Import Users with Inline Password Hooks

On This Page

Migration Program Plan

A migration program utilizes Okta's Password Import Inline Hook feature to seamlessly migrate users as they authenticate. The broad strokes look like:

  1. Create all the users from the legacy system in Okta with a provider set to: IMPORT. NOTE: This can be done in bulk and does NOT require individual user credentials.
  2. Optional: Create groups and applications in Okta. Assign users to groups and assign groups and users to applications
  3. Create an application to service requests from Okta that can validate credentials against the legacy user system.
  4. Register an Inline Password Hook with Okta that connects to the application created in step 3.

Typically, you run a migration program like this for a set period of time, say 60 days. At the end of that time, you delete the inline password hook. For any users that have not completed the migration on their own, you can issue a password reset using the Okta API. Those users would receive an email to change their password and would then be able to login using Okta.

Create all the users in Okta

You can create users in Okta, without credentials, in a state ready for migration as outlined in the Create User with Password Import Inline Hook section of the docs.

Request Example

curl -v -X POST \
-H "Accept: application/json" \
-H "Content-Type: application/json" \
-H "Authorization: SSWS ${api_token}" \
-d '{
  "profile": {
    "firstName": "Isaac",
    "lastName": "Brock",
    "email": "isaac.brock@example.com",
    "login": "isaac.brock@example.com",
    "mobilePhone": "555-415-1337"
  },
  "credentials": {
    "password" : {
      "hook": {
        "type": "default"
      }
    }
  }
}' "https://${yourOktaDomain}/api/v1/users?activate=true"

Response Example

{
  "id": "00ub0oNGTSWTBKOLGLNR",
  "status": "ACTIVE",
  "created": "2013-07-02T21:36:25.344Z",
  "activated": null,
  "statusChanged": null,
  "lastLogin": null,
  "lastUpdated": "2013-07-02T21:36:25.344Z",
  "passwordChanged": "2013-07-02T21:36:25.344Z",
  "profile": {
    "firstName": "Isaac",
    "lastName": "Brock",
    "email": "isaac.brock@example.com",
    "login": "isaac.brock@example.com",
    "mobilePhone": "555-415-1337"
  },
  "credentials": {
    "password": {},
    "provider": {
      "type": "IMPORT",
      "name": "IMPORT"
    }
  },
  "_links": {
    "self": {
      "href": "https://${yourOktaDomain}/api/v1/users/00ub0oNGTSWTBKOLGLNR"
    }
  }
}

Notice that the user status is ACTIVE, but the provider type and name are IMPORT.

For more on creating users for password import, see this reference section.

Create an Inline Password Hook Application

Once configured, when a user with credentials.provider.type=IMPORT attempts authenticate, Okta will call your application. Among other things, your application receives the username and plaintext password as submitted by the user. It's up to your application to validate the credentials against your legacy system.
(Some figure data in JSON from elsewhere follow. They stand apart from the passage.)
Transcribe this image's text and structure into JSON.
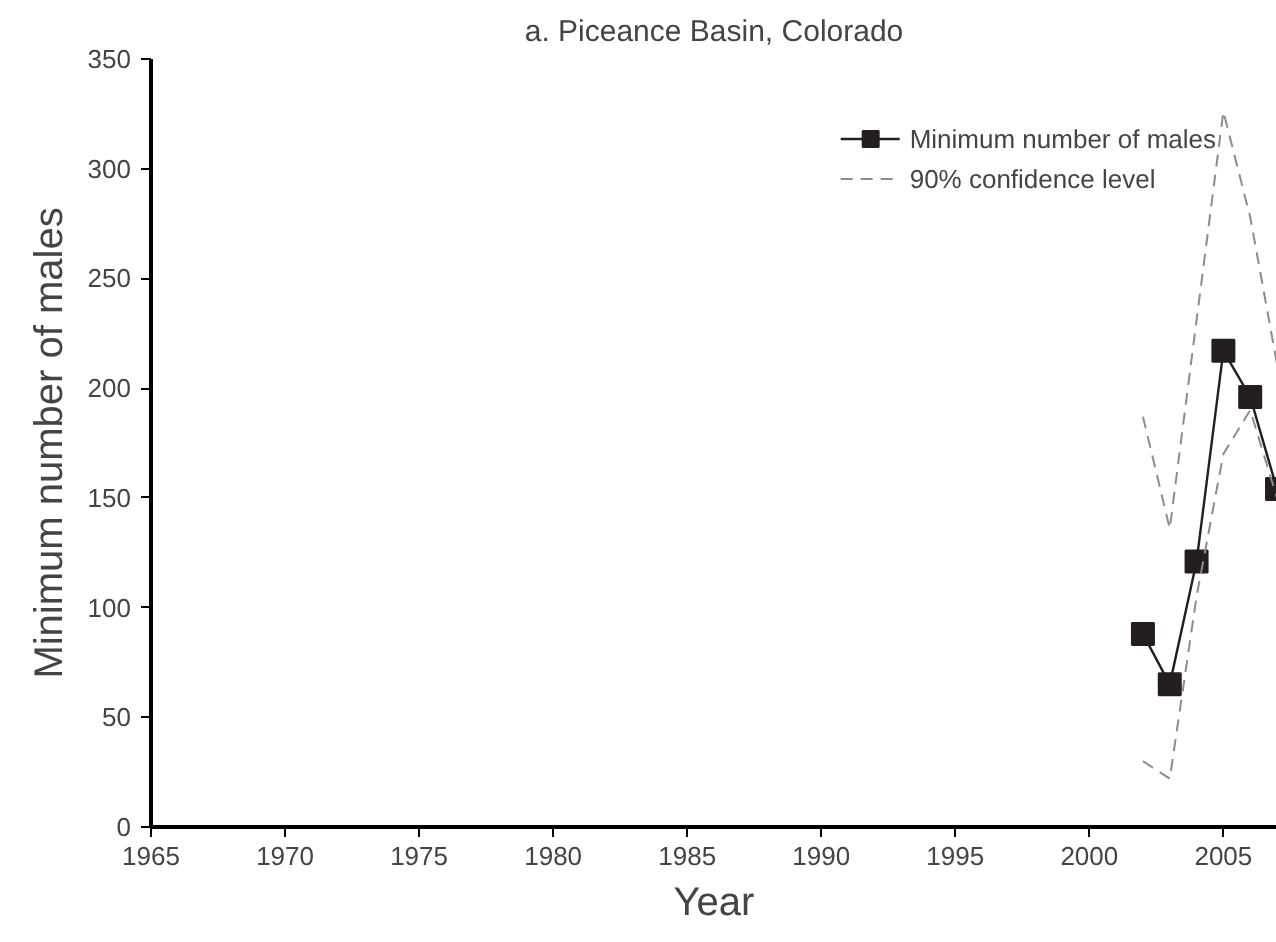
{
  "chart_data": {
    "type": "line",
    "title": "a. Piceance Basin, Colorado",
    "xlabel": "Year",
    "ylabel": "Minimum number of males",
    "x": [
      2002,
      2003,
      2004,
      2005,
      2006,
      2007
    ],
    "series": [
      {
        "name": "Minimum number of males",
        "color": "#231f20",
        "values": [
          88,
          65,
          121,
          217,
          196,
          154
        ],
        "marker": "square",
        "line_style": "solid"
      },
      {
        "name": "90% confidence level",
        "color": "#8c8c8c",
        "values": [
          187,
          136,
          231,
          326,
          278,
          211
        ],
        "marker": "none",
        "line_style": "dashed"
      },
      {
        "color": "#8c8c8c",
        "values": [
          30,
          22,
          105,
          170,
          190,
          150
        ],
        "marker": "none",
        "line_style": "dashed"
      }
    ],
    "xlim": [
      1965,
      2007
    ],
    "ylim": [
      0,
      350
    ],
    "xticks": [
      1965,
      1970,
      1975,
      1980,
      1985,
      1990,
      1995,
      2000,
      2005
    ],
    "yticks": [
      0,
      50,
      100,
      150,
      200,
      250,
      300,
      350
    ],
    "grid": false,
    "legend": "top right"
  }
}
If your application determines the credentials are correct against the legacy system, it would return a response that includes a "credential": "VERIFIED" value. The full response looks like this:

{
  "commands":[
    {
      "type":"com.okta.action.update",
      "value":{
        "credential":"VERIFIED"
      }
    }
  ]
}

Okta will then set the supplied password in its backend (properly hashed) and transition the credentials.provider.type value from IMPORT to OKTA. This User is now fully migrated to Okta. From this point forward, when that particular user authenticates, your password hook will no longer be called.

For more information on the Request from Okta and types of Responses your application can return to Okta, visit the Password Import Inline Hook Reference.

Register the Inline Password Hook Application

In order for Okta to use your application, you must register the external service endpoint.

NOTE: The external endpoint must be SSL protected and have a URL that starts with https://. Okta will NOT make calls to endpoints that are not SSL protected.

In the Admin Console, go to Workflow > Inline Hooks. Click Add Inline Hook.

You can also accomplish this using the Inline Hooks Management API.

Ending the Migration Program

Typically, you leave the Inline Password Hook endpoint in service for a fixed period of time - for instance, 60 days.

During that time, a large percentage of your active users will migrate over to Okta without them knowing or being disrupted in their usual workflow.

At the end of the migration program time, you'd do the following to migrate the "stragglers":

  1. Use the Management API to force a password reset for those users still with credentials.provider.type set to IMPORT.
  2. Those users would receive an email to set their password with a link to follow.
  3. Most active users would set a new password in Okta, which would complete their migration.

When you are in this phase of the migration, you can retire the legacy system from service.